Danni da sangue infetto: la Cassazione ribadisce che la data di presentazione della domanda di indennizzo rappresenta la barriera preclusiva finale per l’azione di risarcimento

Cassazione civile sez. VI 8 maggio 2013 n. 10926

Gli eredi di un dipendente ospedaliero, deceduto per infermità contratta durante il lavoro a causa di contatto con sangue infetto, convenivano in giudizio il Ministero della Salute per il risarcimento dei danni patiti dal loro dante causa.

La domanda veniva respinta per prescrizione del diritto.

Gli eredi ricorrevano in Cassazione contestando, tra l’altro, l’individuazione del cd. exordium praescriptionis che, secondo loro, non doveva essere identificato, come era avvenuto nella sentenza impugnata, nella data di presentazione della domanda di riconoscimento della dipendenza dell’infermità da causa di servizio, bensì nella data della comunicazione da parte della competente CMO del nesso causale tra il lavoro svolto e la malattia.

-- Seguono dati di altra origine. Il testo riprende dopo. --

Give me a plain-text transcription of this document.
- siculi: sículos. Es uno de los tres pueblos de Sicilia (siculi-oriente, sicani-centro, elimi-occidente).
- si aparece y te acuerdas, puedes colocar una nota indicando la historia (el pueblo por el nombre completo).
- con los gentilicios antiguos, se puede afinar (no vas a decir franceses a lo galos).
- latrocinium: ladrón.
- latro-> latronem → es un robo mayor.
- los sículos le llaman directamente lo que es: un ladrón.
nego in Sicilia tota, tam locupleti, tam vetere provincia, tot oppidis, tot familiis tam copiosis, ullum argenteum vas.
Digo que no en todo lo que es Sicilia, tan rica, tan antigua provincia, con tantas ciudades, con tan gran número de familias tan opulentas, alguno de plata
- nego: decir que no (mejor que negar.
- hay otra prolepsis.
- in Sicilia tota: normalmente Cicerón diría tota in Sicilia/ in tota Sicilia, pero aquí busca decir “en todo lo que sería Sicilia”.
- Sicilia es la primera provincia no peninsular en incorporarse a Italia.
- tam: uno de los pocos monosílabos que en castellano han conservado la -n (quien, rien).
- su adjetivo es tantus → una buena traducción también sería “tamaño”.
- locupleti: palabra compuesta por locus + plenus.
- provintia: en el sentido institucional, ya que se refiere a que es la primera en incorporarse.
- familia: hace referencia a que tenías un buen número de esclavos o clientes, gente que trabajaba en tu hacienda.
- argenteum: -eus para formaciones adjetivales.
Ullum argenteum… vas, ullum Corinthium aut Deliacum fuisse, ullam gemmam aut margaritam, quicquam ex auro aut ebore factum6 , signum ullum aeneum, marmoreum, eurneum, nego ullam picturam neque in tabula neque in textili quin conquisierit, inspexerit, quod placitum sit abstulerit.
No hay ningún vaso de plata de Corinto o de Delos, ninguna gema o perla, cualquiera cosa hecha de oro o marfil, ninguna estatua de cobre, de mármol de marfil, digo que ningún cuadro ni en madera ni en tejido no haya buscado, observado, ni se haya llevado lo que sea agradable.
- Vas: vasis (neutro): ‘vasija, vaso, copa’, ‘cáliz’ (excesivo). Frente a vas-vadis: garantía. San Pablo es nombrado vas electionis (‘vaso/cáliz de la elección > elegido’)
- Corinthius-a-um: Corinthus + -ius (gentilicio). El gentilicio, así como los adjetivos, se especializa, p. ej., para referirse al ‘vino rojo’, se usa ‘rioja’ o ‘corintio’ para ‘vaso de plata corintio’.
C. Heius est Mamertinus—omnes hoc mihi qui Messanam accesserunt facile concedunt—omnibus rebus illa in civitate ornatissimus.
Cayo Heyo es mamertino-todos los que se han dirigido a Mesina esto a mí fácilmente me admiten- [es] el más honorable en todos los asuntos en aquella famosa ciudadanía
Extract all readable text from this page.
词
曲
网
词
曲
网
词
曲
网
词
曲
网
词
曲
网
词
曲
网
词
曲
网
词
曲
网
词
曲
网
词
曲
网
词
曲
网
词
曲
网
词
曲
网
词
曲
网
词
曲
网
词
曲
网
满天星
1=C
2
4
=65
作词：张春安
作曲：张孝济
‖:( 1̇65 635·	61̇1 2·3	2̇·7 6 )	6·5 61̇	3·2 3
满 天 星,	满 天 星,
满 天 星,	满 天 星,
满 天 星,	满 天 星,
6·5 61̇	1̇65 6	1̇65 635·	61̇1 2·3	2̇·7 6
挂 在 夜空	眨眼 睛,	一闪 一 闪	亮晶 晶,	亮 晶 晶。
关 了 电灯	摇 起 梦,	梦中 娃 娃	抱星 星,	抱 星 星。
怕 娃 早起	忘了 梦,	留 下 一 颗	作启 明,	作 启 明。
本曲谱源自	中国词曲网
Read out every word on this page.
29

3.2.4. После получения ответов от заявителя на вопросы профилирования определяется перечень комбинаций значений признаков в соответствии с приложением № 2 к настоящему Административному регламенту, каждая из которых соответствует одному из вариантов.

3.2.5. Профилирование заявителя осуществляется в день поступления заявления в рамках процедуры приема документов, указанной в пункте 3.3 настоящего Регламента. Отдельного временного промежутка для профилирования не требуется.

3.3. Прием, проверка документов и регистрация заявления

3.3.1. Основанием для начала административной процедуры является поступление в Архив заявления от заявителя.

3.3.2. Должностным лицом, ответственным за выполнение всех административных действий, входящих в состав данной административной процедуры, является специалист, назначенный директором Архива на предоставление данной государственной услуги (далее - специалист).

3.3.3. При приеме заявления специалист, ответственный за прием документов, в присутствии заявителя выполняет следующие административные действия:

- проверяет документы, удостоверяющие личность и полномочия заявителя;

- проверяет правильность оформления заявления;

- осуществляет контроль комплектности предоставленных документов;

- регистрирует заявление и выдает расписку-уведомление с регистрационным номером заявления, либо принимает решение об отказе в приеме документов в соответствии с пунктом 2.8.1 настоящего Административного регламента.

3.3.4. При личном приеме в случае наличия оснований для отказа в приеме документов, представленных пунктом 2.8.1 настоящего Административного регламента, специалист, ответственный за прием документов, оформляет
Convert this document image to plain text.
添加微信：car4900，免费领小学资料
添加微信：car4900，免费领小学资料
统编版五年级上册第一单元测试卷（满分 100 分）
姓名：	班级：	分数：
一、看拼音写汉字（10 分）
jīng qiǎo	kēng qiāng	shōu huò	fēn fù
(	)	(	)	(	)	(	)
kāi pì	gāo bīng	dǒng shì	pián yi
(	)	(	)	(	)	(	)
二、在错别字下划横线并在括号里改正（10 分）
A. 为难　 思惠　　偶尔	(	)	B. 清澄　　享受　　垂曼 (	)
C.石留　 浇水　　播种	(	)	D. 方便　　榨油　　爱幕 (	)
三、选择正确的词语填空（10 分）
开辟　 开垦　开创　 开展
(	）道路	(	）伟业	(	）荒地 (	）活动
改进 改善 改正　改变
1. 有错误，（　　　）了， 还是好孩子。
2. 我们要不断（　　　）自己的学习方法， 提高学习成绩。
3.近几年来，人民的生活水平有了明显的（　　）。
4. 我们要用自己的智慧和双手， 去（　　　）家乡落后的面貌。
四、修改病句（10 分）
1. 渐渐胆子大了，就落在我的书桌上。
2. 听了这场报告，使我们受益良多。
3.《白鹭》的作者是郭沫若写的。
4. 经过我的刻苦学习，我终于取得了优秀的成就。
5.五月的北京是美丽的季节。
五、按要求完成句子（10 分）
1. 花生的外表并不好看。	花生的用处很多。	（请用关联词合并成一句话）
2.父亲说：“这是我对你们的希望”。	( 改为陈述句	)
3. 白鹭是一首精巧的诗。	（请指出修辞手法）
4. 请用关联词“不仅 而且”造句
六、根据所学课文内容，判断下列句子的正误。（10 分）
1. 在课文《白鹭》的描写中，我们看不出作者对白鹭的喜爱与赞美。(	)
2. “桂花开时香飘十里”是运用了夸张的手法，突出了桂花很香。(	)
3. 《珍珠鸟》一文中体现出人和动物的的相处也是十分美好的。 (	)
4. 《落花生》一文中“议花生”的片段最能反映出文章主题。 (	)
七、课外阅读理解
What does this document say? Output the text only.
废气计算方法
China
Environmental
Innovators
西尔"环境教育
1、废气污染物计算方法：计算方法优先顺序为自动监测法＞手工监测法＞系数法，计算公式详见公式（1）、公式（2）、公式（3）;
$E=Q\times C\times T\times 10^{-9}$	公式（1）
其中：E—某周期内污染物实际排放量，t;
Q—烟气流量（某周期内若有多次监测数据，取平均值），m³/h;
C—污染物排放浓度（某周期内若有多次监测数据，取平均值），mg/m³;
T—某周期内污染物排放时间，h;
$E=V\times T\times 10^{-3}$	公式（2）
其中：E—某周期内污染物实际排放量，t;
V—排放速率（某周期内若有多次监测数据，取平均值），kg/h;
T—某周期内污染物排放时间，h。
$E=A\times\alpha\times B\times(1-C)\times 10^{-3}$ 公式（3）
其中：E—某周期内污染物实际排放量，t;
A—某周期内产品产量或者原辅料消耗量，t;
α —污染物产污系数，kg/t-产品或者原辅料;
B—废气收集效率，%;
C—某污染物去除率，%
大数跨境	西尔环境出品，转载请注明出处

I ricorrenti, inoltre, qualificavano la responsabilità ministeriale come contrattuale, configurando così un termine prescrizionale decennale.

La Cassazione, nella sentenza qui commentata, in primis evidenzia che gli eredi hanno agito solo per i danni iure hereditatis e non anche per i danni iure proprio e che gli stessi, inoltre, non hanno fatto valere il diritto facente capo al loro dante causa nei confronti del datore di lavoro, conseguentemente la fattispecie, benchè relativa a danni patiti da lavoratore dipendente a contatto con sangue ed emoderivati non idoneamente controllati, è stata ricondotta alla tematica dei danni da emotrasfusione o contatto con sangue o emoderivati.

Orbene, la responsabilità del Ministero della salute per i danni conseguenti ad infezioni da virus HBV, HIV e HCV contratte da soggetti emotrasfusi è di natura extracontrattuale, nè sono ipotizzabili, secondo la Cassazione, figure di reato tali da innalzare i termini di prescrizione, pertanto, il diritto al risarcimento del danno da parte di chi assume di aver contratto tali patologie per fatto doloso o colposo di un terzo è soggetto al termine di prescrizione quinquennale, che decorre dal giorno in cui la malattia viene percepita o può essere percepita, quale danno ingiusto conseguente al comportamento del terzo, usando l’ordinaria diligenza e tenendo conto della diffusione delle conoscenze scientifiche.

La Cassazione ha, quindi, ribadito che il termine di presentazione della domanda di indennizzo è quello ultimo per il danneggiato, in quanto la personalizzazione degli accertamenti di fatto sulla consapevolezza dello stesso non può mai spostare ulteriormente in avanti l’exordium praescriptionis, ma solo rilevare in peius per il danneggiato, ove sia positivamente provato che egli abbia avuto una chiara consapevolezza del danno, del nesso causale con l’emotrasfusione e della colpa della controparte anche in tempo anteriore.

Nel caso di specie il termine coincide, pertanto, non con la comunicazione del responso da parte della CMO, bensì con la proposizione della domanda amministrativa di indennizzo da parte del danneggiato. Secondo la Suprema Corte la data di presentazione della domanda di indennizzo rappresenta, infatti, la barriera preclusiva finale oltre la quale la consapevolezza del danneggiato deve presumersi corrispondente all’id quod plerumque accidit e con quel grado non già di certezza assoluta, ma di rilevante e plausibile completezza sufficiente per intraprendere un’azione per danni.

Il ricorso è stato conseguentemente rigettato.

Per quanto concerne le spese del giudizio di legittimità la Suprema Corte ha fatto nuovamente applicazione del principio in base al quale la procedura transattiva prevista dalla leggi n. 222/2007 e n. 244/2007 per il componimento dei giudizi risarcitori per effetto di trasfusioni con sangue infetto, pur lasciando libera la P.A. di valutare se pervenire alla transazione, denota un sostanziale trend legislativo di definizione stragiudiziale del contenzioso, confermato anche dal D.M. 4 maggio 2012, e questo integra giusto motivo di compensazione delle spese processuali.